The evidence is in. But no one cares.
Doctors should do what works, right? Data-driven science has guided improvements in most other human endeavors. But health care, curiously, just doesn't work that way.
When it comes to taking care of themselves or their loved ones, Americans want every possible treatment effort expended, no matter how expensive it is or how marginal the improvement in health. The depth of this delusion is detailed in an article in this month's Health Affairs.
Of course, we all want the best for our families. Yet we don't make such all-or-nothing demands in any other aspect of our lives. Is the safest car on the market the number-one seller? Not necessarily. Would we willingly write a blank check for builders to construct the absolutely safest house possible using all the latest high-tech approaches yet invented? Hardly.
In both cases we balance cost and benefit to arrive at reasonable compromises. Building codes and automotive regulations have greatly improved safety over time, but cost is an ongoing consideration in their development.
What's even more unreasonable about America's "everything, all the time" philosophy is that this approach isn't even safer. There is ample evidence that over treatment and excessive testing is in fact quite bad for us. Overly invasive treatments risk avoidable complications and too much testing can expose us to more radiation than is healthy.
Yet most Americans still don't understand this. During the managed care wars in the '90s, the boogieman was corporate hegemony. Tone-deaf HMOs made it easy to believe that profit motives were interfering with good care and the doctor-patient relationship. Doctors, anxious to protect both autonomy and income, actively stoked the flames.
Going forward, big government or socialism is more likely to be cast as the villain. I expect to hear of lot of rhetoric along these lines from GOP candidates hoping to ride negative voter sentiment in the mid-term elections.

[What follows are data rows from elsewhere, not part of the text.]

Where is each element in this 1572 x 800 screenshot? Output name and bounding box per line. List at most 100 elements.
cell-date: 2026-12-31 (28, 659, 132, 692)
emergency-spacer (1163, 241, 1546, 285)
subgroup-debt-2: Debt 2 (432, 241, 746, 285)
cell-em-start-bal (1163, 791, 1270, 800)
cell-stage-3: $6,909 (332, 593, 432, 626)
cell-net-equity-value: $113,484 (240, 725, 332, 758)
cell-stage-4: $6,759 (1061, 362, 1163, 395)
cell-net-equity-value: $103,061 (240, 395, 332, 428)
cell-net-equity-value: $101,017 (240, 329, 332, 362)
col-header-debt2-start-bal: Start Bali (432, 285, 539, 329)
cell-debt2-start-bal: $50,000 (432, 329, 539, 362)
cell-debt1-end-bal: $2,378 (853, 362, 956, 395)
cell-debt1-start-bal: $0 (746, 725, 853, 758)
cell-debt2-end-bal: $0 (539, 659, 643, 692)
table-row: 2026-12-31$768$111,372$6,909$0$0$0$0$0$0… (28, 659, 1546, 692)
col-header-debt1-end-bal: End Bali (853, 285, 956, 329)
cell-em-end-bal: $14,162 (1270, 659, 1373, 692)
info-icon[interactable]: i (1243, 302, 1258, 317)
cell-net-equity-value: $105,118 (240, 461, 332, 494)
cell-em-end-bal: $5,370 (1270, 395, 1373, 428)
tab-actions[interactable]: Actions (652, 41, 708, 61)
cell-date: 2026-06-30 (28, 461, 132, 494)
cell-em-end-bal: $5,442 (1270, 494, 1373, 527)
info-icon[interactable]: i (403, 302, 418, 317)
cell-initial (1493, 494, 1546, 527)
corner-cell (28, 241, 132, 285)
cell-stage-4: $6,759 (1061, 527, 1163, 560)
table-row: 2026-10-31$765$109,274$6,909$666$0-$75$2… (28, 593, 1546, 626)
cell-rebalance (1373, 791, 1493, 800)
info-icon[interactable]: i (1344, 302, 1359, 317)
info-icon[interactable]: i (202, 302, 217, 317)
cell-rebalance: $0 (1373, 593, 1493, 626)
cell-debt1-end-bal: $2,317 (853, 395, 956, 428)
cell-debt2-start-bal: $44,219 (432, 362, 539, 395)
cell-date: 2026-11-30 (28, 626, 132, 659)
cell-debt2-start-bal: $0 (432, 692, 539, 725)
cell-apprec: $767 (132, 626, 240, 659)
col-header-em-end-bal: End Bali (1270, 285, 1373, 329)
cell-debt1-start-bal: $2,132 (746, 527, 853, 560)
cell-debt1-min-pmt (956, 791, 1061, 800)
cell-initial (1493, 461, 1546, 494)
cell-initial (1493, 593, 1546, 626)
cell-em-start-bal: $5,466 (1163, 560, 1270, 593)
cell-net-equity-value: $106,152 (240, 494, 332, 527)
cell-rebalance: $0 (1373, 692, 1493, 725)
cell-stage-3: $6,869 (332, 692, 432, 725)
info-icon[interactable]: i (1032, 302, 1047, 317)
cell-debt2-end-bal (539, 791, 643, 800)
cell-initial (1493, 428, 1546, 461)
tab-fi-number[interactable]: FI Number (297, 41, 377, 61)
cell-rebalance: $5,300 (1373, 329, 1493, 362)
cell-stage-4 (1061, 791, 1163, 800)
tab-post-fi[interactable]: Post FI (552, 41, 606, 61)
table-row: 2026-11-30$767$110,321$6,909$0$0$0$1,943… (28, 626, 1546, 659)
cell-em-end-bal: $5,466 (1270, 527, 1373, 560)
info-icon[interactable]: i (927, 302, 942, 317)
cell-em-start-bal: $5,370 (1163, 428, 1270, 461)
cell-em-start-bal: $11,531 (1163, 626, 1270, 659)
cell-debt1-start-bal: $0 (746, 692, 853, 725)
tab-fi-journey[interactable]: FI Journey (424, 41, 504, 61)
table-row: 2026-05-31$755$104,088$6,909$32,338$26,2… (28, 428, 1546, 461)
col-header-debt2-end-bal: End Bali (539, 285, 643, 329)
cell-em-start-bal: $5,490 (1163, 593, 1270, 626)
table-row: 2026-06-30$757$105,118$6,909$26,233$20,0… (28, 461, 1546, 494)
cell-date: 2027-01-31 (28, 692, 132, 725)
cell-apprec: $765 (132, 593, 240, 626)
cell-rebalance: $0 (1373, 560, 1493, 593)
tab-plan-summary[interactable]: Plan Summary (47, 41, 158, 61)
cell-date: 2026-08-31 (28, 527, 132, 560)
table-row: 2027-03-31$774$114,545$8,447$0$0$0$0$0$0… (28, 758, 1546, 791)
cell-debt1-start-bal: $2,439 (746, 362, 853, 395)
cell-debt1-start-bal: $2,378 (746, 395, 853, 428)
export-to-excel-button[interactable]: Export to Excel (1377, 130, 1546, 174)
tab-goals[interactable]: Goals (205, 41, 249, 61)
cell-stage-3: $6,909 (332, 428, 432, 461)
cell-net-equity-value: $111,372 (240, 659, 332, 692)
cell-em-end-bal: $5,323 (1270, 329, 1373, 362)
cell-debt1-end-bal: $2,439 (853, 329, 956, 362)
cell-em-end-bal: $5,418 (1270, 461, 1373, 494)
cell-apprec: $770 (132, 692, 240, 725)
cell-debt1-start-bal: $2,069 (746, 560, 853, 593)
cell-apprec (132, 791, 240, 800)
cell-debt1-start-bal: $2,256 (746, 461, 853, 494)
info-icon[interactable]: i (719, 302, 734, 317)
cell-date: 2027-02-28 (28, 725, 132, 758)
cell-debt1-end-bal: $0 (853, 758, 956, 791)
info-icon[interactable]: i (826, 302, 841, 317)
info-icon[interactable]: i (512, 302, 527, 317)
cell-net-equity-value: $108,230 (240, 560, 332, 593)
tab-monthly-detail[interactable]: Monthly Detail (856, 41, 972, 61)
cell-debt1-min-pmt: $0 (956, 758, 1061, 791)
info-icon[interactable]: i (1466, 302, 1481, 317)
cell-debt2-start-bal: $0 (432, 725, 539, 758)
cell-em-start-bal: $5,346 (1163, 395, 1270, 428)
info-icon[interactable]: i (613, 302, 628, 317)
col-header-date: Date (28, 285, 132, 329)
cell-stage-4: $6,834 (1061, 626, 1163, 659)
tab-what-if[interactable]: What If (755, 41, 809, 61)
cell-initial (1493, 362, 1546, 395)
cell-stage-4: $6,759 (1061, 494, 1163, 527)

By replaying the tired "insurers as villains" meme to get health care reform over the top, President Obama isn't helping. Nor are the Tea Partiers who see a government rationer behind every tree. Without a more rational approach to health care, not only will we break the national budget, but we'll remain vulnerable to any purveyor of dubious devices or treatments who knows how to make a good emotional case for its use.
Anyone out there remember laetrile? Thousands of patients swore that it cured cancer. Desperate for a cure, some rejected proven options. High profile celebrities like Steve McQueen added to the allure. But under rigorous scientific testing, the claims of proponents just didn't hold up. Cancer patients treated with laetrile had essentially the same results to be expected from no treatment at all -- except that toxicity of the treatment itself was a problem. It took 40 years to reach this conclusion.
Will it take a complete collapse of our system to learn this one, critical lesson?




Comments
Nicely said.
Our collective obsession with longevity lies at the root of all this insanity. Yet as a species we seem pathologically unwilling to accept the reality of our out-of-control impacts on the earth that hosts us.
motherjones.com
I agree that we have an obsession with longevity. The problem is that quality of life over quantity of life sounds very good until people are put in the position to actually make good on it. When you're in the moment, "saving" Grandma's life (by extraordinary interventions) feels natural, even if it means an unacceptable quality of living for her and million dollar bills.
Taking decisions out of the hands of the insured (or their family) will always feel forced, and the organization that removes that power from individuals will always be vilified. This is a no win situation. The fix has probably more to do with a cultural shift than a political or economic one.